Anti-free is all ethyleneglycol- based these days, the difference lies in the performance packages added, essentially to combat engine corrosion. There are three types of brew: Silicate, OAT (Organic Acid Technology, no less!) and latterly a special OAT/ Silicate hybrid – they all do their job in different ways .

It’s very confusing but OAT technology is primarily for modern and anything pre 1990 is just as well protected with an old school anti-freeze such as Halfords Silicate, Comma’s Coldstream or Bluecol.

If you intend to change your engine’s anti-freeze (a cheap £5 tester will tell you if it’s necessary this year, or simply place a sample of it in your freezer overnight!), flush the old stuff out beforehand and use a concentrate around 33-50 per cent to be on the safe side. Higher concentrations can be counter productive as neat anti-freeze solidifies under minus 10 Centigrade.

Seasonal service

Why not ask your local classic car specialist or marque expert to give your car a winter service and check over before putting it away? Some have special winter promotions and it’s invariably money well spent.

One good turn…

Engines which haven’t been run for a while can partly seize and during starting up could well break their piston rings. Slowly turn the engine over manually with a spanner to free it off gently. Some enthusiasts advocate pouring some upper cylinder lubricant such as Redex down to bores to keep them well lubricated; a wise ploy.

Condensation Capers

Believe it or not, your car is safer – corrosion-wise that is – when left out in the open to the elements rather than stored in a cold damp concentre-built garage. It’s down to condensation. Air contains moisture and when it reaches what’s known as ‘dew point’ it will settle on any object, which is why your car can look wet in a supposedly dry but unventilated garage. The answer is to buy a dehumidifier, which works in the opposite way a fridge does and so sucks moisture out of the air and places it in a ‘trap’ that you have to periodically empty. They cost from as little as £100 and around 3p per hour in electric charges. Cheap insurance you’ll agree consdering what such a unit will be protecting, plus a dehumidifier can be worked even with a car cover.
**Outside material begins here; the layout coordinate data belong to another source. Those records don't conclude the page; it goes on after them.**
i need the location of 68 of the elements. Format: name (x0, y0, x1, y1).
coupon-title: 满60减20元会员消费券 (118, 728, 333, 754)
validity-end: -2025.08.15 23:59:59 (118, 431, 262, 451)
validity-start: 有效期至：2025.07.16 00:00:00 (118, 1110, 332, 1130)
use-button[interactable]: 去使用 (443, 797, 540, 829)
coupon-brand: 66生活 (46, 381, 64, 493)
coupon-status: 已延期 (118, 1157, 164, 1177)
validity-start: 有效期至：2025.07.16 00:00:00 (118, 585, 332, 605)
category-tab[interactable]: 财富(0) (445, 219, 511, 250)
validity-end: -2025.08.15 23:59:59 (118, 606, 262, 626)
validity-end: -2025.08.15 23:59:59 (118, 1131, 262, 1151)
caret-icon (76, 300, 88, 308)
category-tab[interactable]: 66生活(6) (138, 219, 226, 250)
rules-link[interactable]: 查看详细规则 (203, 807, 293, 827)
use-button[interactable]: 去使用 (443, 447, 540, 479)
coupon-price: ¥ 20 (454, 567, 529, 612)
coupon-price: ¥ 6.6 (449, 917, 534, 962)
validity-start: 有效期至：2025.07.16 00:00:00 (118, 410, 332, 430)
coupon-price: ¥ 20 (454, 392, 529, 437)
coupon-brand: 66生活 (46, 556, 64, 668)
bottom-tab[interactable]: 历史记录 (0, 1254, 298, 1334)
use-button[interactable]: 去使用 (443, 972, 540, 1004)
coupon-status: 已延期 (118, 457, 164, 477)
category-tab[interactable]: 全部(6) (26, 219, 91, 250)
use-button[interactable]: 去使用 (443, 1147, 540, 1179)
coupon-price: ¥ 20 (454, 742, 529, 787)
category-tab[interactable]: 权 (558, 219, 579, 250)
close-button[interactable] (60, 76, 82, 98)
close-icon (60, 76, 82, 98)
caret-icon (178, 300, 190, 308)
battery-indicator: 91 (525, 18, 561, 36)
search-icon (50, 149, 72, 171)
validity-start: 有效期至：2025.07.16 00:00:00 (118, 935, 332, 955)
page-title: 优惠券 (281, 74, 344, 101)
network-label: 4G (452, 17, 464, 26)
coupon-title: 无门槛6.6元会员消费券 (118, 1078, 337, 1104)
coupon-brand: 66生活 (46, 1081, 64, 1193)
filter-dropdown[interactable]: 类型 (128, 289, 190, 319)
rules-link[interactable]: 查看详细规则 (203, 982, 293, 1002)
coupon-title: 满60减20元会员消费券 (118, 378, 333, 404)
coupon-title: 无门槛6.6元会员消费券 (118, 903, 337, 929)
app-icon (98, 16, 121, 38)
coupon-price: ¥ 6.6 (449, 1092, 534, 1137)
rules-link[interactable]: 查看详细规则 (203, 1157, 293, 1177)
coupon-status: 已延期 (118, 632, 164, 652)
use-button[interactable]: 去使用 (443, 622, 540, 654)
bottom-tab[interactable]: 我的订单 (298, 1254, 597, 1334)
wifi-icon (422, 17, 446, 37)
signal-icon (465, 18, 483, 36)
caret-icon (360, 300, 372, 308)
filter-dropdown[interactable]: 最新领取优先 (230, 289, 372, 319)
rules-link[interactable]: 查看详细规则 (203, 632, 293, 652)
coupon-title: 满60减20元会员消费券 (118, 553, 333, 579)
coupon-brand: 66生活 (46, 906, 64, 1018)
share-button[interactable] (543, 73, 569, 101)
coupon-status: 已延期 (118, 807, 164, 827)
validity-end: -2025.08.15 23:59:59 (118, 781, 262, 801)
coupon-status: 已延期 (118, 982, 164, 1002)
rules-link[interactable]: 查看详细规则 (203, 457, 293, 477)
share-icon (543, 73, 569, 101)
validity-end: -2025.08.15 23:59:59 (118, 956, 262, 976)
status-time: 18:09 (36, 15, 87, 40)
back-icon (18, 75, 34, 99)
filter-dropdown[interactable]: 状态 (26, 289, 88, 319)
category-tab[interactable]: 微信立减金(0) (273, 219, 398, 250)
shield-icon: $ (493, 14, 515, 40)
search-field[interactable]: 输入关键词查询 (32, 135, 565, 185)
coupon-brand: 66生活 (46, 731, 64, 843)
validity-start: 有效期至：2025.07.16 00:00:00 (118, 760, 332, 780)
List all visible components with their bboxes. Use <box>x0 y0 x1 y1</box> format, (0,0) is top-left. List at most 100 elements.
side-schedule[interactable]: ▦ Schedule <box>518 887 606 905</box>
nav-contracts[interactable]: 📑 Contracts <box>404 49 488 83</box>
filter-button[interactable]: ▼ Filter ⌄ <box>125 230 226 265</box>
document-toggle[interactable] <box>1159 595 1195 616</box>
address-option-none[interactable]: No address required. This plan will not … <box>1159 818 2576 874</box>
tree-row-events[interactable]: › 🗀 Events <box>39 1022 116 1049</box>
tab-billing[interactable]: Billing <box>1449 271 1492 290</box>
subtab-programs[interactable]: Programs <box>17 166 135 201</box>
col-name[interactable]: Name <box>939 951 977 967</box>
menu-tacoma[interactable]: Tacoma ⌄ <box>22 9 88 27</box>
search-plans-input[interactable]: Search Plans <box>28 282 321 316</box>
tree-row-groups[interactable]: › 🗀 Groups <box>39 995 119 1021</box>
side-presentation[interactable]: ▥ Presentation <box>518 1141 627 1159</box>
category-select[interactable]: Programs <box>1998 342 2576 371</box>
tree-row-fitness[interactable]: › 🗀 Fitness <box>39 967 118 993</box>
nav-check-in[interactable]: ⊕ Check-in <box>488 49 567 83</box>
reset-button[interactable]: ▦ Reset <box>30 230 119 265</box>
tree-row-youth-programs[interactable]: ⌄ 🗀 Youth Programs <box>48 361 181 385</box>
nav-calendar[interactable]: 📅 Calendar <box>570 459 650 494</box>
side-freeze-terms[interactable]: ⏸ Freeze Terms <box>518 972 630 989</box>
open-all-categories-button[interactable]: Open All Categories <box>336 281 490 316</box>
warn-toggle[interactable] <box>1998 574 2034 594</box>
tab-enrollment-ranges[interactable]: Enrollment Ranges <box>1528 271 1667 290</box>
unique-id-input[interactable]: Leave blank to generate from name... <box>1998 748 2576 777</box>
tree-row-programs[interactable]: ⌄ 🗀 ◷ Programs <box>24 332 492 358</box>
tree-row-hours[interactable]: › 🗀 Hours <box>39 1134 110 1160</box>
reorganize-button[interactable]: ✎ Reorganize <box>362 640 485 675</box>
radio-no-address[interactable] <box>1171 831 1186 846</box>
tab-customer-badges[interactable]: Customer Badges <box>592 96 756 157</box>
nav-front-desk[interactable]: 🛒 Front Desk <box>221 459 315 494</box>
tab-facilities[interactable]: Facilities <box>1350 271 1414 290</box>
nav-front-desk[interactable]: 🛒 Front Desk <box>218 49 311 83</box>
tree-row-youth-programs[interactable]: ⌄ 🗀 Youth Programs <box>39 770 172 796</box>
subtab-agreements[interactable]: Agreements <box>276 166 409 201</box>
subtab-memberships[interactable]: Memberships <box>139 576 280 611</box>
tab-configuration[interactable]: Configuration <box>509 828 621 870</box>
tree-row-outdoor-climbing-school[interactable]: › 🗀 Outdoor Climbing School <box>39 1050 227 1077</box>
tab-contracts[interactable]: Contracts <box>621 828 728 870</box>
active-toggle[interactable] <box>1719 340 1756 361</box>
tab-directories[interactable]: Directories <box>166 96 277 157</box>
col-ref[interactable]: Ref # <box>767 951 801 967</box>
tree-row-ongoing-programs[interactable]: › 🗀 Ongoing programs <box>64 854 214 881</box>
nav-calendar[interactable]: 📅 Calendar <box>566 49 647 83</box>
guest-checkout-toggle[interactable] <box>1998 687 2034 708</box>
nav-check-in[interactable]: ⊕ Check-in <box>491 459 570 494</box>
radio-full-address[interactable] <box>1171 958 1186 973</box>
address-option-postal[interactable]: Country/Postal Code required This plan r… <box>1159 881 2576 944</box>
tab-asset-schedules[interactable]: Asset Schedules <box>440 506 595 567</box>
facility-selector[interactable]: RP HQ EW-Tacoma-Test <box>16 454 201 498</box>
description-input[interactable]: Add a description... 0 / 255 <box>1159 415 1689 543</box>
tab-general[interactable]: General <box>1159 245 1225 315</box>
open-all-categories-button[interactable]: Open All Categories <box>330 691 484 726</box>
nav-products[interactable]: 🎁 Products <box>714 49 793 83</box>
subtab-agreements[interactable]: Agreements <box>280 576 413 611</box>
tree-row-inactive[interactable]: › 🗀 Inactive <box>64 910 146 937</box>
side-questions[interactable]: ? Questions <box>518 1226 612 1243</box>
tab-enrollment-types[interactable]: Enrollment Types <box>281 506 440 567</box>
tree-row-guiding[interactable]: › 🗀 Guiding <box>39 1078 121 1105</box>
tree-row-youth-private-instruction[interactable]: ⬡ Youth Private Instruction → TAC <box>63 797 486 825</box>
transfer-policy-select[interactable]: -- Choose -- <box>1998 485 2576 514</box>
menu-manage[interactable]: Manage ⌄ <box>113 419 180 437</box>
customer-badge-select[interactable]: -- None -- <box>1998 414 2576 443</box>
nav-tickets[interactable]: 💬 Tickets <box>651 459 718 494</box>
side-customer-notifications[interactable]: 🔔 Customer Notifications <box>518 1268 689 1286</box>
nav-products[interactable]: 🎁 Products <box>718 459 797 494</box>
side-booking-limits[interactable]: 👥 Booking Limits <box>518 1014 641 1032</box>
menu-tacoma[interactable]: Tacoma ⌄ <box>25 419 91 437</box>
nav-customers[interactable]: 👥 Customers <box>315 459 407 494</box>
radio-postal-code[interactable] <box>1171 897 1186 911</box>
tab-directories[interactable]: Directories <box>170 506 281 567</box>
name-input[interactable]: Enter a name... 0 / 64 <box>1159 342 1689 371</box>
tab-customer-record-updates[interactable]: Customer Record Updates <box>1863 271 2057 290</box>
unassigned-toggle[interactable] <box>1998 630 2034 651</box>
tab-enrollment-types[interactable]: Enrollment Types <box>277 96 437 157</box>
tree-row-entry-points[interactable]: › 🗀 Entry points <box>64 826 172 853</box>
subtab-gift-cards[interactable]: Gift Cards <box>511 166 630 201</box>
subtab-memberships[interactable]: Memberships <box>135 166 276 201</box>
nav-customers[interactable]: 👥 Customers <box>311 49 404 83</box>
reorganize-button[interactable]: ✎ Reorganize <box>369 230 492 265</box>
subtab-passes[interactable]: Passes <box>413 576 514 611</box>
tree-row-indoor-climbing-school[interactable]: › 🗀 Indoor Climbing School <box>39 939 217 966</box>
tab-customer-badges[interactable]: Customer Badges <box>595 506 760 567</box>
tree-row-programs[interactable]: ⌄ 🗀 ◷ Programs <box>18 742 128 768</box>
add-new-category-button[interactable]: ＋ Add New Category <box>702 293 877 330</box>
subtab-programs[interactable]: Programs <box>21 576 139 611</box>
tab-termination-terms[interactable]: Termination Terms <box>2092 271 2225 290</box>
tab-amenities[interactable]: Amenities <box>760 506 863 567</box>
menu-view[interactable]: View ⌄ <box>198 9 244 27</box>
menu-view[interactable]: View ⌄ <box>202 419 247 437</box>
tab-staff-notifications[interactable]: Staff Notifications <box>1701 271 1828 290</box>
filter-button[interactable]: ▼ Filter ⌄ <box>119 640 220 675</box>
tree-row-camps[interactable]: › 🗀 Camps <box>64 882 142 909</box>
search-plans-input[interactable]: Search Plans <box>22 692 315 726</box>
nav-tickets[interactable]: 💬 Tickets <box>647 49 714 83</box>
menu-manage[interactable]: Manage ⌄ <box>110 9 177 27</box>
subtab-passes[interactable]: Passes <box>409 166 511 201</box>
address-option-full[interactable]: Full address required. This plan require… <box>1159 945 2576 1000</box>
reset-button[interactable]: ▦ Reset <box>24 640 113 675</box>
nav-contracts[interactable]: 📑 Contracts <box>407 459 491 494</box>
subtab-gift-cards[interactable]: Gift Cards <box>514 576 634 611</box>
A weighty issue needs addressing

Should you raise the car up on stands taking the weight off the suspension and tyres? Years ago this practice was the done thing but opinions have changed, given of the inconvenience of jacking the car up, plus hindering its movement. Instead over inflate the tyres and roll the car frequently to prevent ‘flats’ forming.

Forget me not

Don’t forget to visit and keep a regular check on the car over the winter. If the car is under a flimsy pvc cover, remove it periodically and check the bodywork for damp damage, which can show up as microscopic blistering of the paint – nasty yet avoidable wounds that are hard and expensive to rectify.

Exercise routine

Idleness is big classic killer. Just letting yours stand and sulk will only lead to future trouble. A regular run does any car – and you for that matter – a power of good. Not just give a quickie round the block though, but a decent 10 mile exercise.

Professional help

If you feel that your classic deserves it, a professional car storage outfit can provide round the clock care for as little as £30 a week. Given what it can save by preventing damage it could be money well spent.

Project fear

Ongoing restorations need similar care as many a pricey project has been spoiled by not preserving the car (and its parts, which may be dismantled) over the winter months, undoing all the previous good work. A can of WD-40 may be all it requires.

Get planning

Do something before winter suddenly takes hold – like this weekend! Then ponder son your classic and make plans for 2019 – starting with recommissioning!